Supercharging Spring AI: Scalable AI Agents with Koog + Spring AI + Spring Boot
Vadim Briliantov - JetBrains
AI agents are quickly becoming core components of modern applications, but running them in production introduces real challenges. Ensuring predictability, observability, fault recovery, and clean integration with Spring stack is essential for any serious enterprise usage on the JVM.
At JetBrains, we’ve faced these challenges head-on while shipping AI-driven features to millions of users. From day one we’ve been experimenting, failing, refining, and ultimately developing proven solutions for the real-world problems of AI agent scalability.
Here are just a few challenges we faced and solved:
- Operating AI agents at scale without sacrificing quality or blowing through budgets.

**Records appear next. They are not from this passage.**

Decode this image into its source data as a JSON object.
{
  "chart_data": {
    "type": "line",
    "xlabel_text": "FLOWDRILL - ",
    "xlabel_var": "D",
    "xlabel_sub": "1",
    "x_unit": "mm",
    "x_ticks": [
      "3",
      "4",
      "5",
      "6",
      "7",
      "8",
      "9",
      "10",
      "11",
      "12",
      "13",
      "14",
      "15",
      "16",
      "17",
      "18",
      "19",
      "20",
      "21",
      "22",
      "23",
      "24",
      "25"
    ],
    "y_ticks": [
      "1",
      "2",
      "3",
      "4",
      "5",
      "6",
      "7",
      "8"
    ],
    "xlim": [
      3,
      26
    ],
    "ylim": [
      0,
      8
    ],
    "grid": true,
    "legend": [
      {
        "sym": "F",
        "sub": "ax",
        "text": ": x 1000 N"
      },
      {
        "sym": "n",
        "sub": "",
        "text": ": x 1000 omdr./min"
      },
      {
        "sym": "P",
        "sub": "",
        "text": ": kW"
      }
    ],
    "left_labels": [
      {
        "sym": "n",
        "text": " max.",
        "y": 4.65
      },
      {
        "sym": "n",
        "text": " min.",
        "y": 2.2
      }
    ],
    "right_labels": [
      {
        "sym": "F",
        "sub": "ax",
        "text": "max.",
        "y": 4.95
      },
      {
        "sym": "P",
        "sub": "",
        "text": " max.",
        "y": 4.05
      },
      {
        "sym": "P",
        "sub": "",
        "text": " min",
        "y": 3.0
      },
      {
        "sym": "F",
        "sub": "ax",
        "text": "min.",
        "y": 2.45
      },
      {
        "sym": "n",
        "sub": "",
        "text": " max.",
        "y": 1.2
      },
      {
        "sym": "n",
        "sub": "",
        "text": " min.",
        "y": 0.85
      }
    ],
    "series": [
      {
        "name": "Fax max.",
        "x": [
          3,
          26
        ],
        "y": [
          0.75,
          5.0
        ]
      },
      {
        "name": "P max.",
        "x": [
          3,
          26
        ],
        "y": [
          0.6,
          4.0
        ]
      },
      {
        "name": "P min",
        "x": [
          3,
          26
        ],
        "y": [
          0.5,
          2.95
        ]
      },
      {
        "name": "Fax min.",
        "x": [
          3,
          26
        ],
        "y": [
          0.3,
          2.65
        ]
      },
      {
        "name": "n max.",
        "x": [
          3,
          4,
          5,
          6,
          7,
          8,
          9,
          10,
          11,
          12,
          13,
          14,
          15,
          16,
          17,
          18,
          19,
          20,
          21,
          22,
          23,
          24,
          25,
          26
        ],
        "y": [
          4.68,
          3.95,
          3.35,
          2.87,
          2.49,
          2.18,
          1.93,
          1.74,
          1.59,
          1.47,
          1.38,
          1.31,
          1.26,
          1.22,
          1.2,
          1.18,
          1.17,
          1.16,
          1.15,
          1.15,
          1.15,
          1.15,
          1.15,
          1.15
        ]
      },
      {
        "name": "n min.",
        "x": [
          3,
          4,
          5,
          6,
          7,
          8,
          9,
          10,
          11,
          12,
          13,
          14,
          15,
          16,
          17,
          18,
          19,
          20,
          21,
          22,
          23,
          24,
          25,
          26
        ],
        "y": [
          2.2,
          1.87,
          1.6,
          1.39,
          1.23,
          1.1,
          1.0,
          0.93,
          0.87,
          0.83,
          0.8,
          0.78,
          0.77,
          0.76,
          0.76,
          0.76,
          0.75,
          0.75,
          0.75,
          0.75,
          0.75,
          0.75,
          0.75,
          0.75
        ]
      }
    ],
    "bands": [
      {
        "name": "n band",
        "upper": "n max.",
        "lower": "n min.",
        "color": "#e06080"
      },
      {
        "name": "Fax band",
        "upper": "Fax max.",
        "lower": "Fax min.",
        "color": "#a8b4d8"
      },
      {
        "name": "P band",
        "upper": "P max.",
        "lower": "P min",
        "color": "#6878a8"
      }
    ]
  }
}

- Switching between available LLMs and tools efficiently on the fly without losing progress.
- Managing long-running conversations and avoiding token-limit failures.
- Building fault-tolerant agent workflows that recover gracefully inside Spring apps.
- Replacing brittle prompt chains with structured, maintainable workflows.
These lessons led us to Koog, an open-source JVM framework (for Java and Kotlin) designed for building reliable AI agents using a structured, testable, and highly observable workflow model. Koog integrates directly into Spring Boot and Spring AI, enabling developers to combine the best of all worlds:
- Spring Boot’s robust application lifecycle.
- Spring AI’s model flexibility and connectors and vector-store integrations.
- Koog’s orchestration, state management, resilience patterns and ready-to-use AI algorithms.
One of Koog’s defining capabilities is state-machine checkpointing: agents can persist and restore their full execution graph, not just a chat log. That means Spring applications can run long, multi-step processes that survive crashes, redeployments, or even move across machines. That is essential for real production systems.
In this talk you’ll learn:
- How Koog + Spring Boot + Spring AI combine to deliver observability and model flexibility.
- How to design AI agents as predictable, debuggable pipelines.
- How to build fault-tolerant, cost-aware, and testable agent logic.
- What we learned deploying AI-based features inside JetBrains products, and how to apply them directly in your own Spring systems.
Join us to see how AI agents on the JVM can become first-class components of modern Spring architecture.